An AAStringSet, DNAStringSet, or RNAStringSet object of unaligned sequences.
guideTree
Either NULL or a data.frame giving the ordered tree structure in which to align profiles. If NULL then a guide tree will be constructed.
orient
Logical specifying whether some sequences may need to be reoriented before alignment. If TRUE, an attempt to determine the best orientation (reverse and/or complement) will be performed with sequences reoriented as necessary to match the orientation of the longest sequence. Not applicable for an AAStringSet input.
processors
The number of processors to use, or NULL (the default) for all available processors.
verbose
Logical indicating whether to display progress.
...
Further arguments to be passed directly to AlignProfiles, including perfectMatch, misMatch, gapOpening, gapExtension, terminalGap, restrict, anchor, and substitutionMatrix.
Value
An XStringSet of aligned sequences.
Details
The profile-to-profile method aligns a sequence set by merging profiles along a guide tree until all sequences are aligned. If guideTree=NULL, an initial UPGMA guide tree is constructed based on a distance matrix of shared k-mers. A second guide tree is built based on the initial alignment, and the alignment is refined using this tree. If a guideTree is provided then sequences are only aligned once.
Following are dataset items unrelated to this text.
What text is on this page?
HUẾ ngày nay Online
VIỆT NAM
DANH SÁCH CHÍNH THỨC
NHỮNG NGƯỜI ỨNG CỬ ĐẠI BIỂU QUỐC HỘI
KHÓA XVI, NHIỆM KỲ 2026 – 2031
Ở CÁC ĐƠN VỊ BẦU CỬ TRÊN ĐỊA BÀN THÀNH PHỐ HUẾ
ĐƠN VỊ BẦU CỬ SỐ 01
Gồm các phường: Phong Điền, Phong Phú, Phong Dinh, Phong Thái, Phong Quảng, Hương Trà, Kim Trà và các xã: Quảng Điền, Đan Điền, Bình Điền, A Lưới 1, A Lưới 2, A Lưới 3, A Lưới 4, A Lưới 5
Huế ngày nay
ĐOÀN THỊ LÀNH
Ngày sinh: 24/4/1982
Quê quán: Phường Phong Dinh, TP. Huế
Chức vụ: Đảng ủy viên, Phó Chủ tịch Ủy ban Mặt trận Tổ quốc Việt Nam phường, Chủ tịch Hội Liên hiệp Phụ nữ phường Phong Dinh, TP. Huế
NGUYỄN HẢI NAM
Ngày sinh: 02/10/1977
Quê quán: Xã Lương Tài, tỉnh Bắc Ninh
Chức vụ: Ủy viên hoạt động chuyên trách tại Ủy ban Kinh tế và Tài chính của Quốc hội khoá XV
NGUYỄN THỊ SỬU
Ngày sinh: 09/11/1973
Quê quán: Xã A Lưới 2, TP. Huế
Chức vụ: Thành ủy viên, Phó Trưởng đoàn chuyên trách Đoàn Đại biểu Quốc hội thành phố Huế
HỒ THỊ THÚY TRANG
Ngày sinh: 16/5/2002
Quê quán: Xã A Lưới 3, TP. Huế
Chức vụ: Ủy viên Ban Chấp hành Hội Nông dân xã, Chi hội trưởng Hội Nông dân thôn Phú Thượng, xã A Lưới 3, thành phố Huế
The guideTree should be provided in the output given by IdClusters with ascending levels of cutoff.
For an AAStringSet input, the substitutionMatrix, gapExtension, gapOpening, and terminalGap parameters are adjusted along the guideTree to maximize alignment quality. If a substitutionMatrix or guideTree is provided then the default parameters of AlignProfiles are used, unless they are specified.